なるほど。あくまでも攻撃力を零にするだけで、他の行動は一切制限できないようだ。となると、かなり使いどころが限られた能力になる。まあ、貧弱な俺が自分の身を守るにはそれなりに役に立つだろう。俺は祝福を貰った時の女神の様子を思い出し、自嘲する。なるほど、こんなに使いにくい能力なら渡すのが憚られてもしょうがない。それでも使い道がないわけではないし、無能力よりはいい。
「おい、あの鎖ってお前が出したのか?」
吼えたあと、ずっと事態を静観していた男が俺に話しかけてくる。結局こいつはなんであの怪物の居所がわかったんだろうか。それに、いきなり吼えるし。
「まあね」
「すげえじゃねえか!おい!」
突然肩を掴まれたかと思うと、思い切り揺さぶられる。比喩ではなく目が回る。力加減ってものを知らないのか?

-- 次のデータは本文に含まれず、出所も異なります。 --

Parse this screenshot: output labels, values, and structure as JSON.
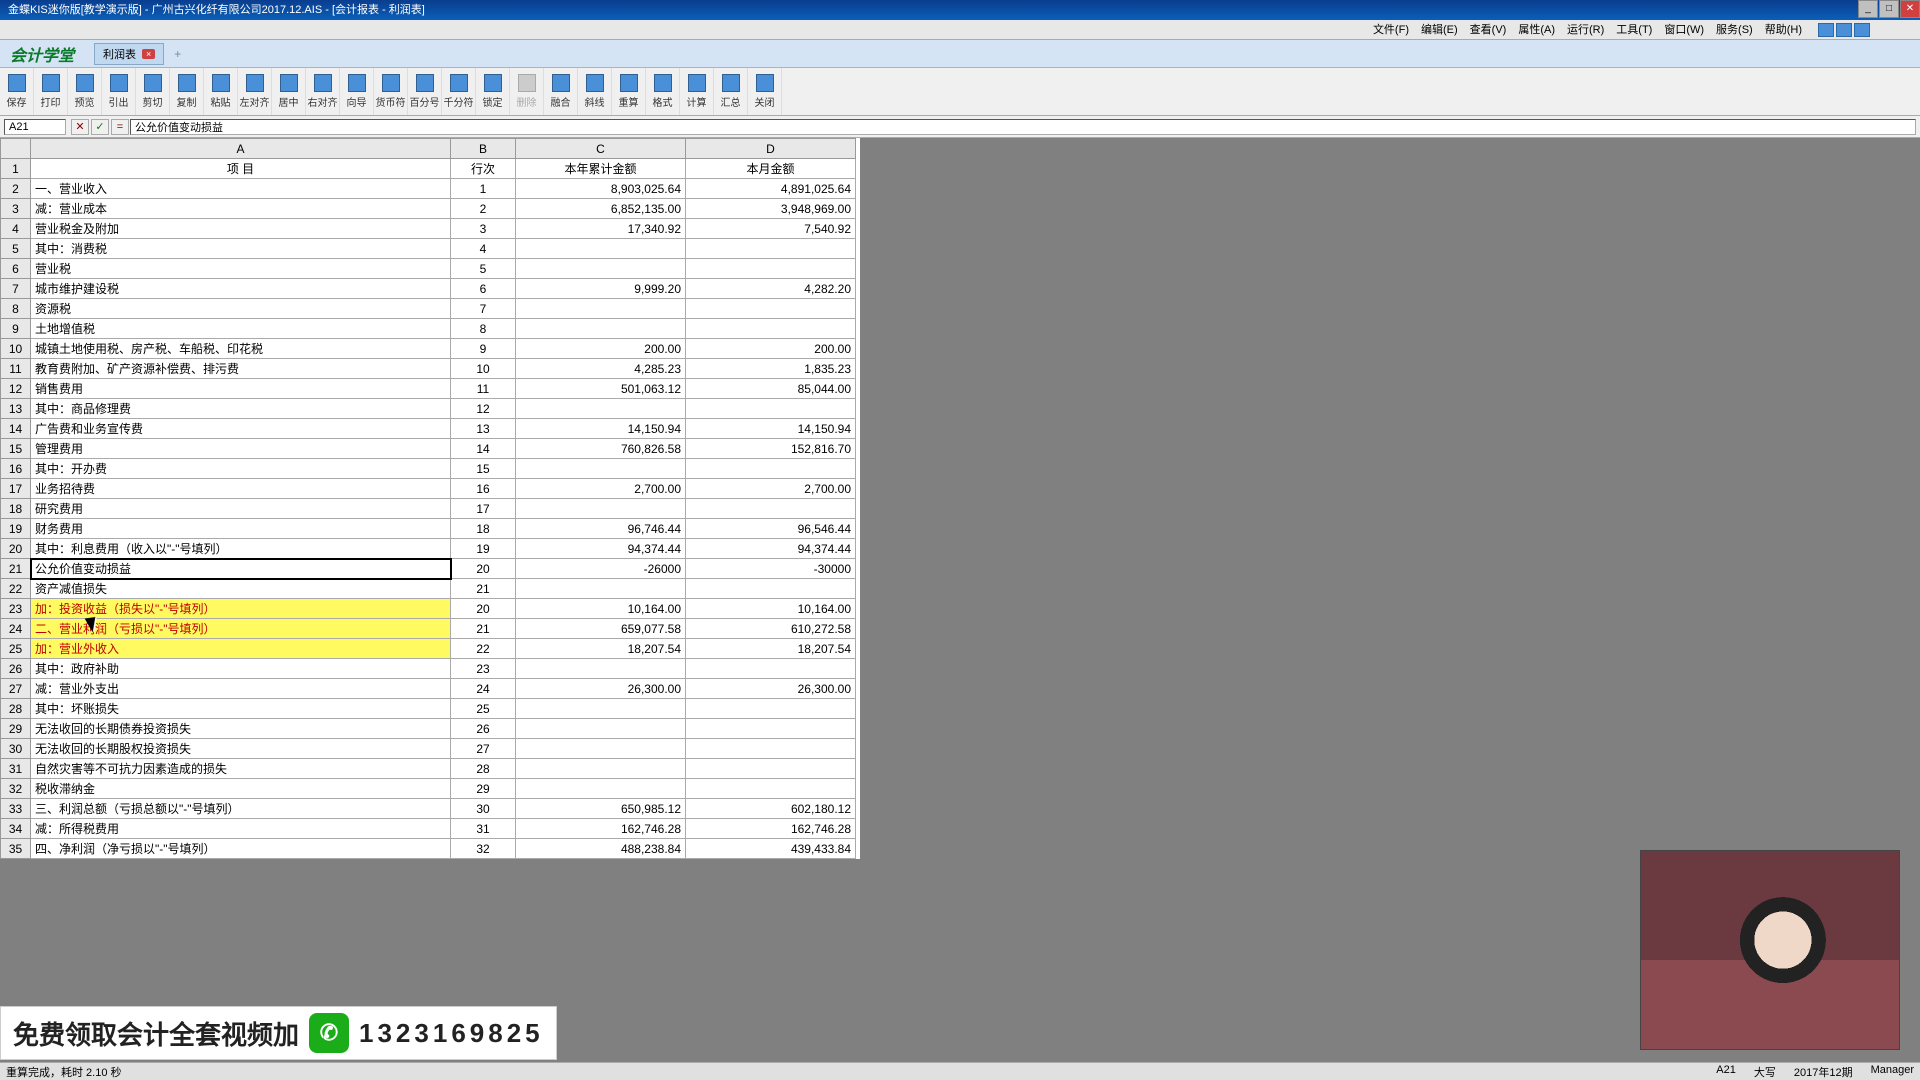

当然周りの冒険者は、急に大きな声を出した男とそいつに揺さぶられている俺を見る。こんな形で注目を浴びることになるとはな。こいつがヤバい奴で名が通っているのかは知らないが、誰も助けてくれる気配がない。ああ無情。離してくれと声を出すこともできないし、俺はこのまま中身がよく混ざるまでシェイクされてしまうのだろうか。
「ちょ、ちょっと待ってください…………!」
そんな俺に、救いの手が差し伸べられた。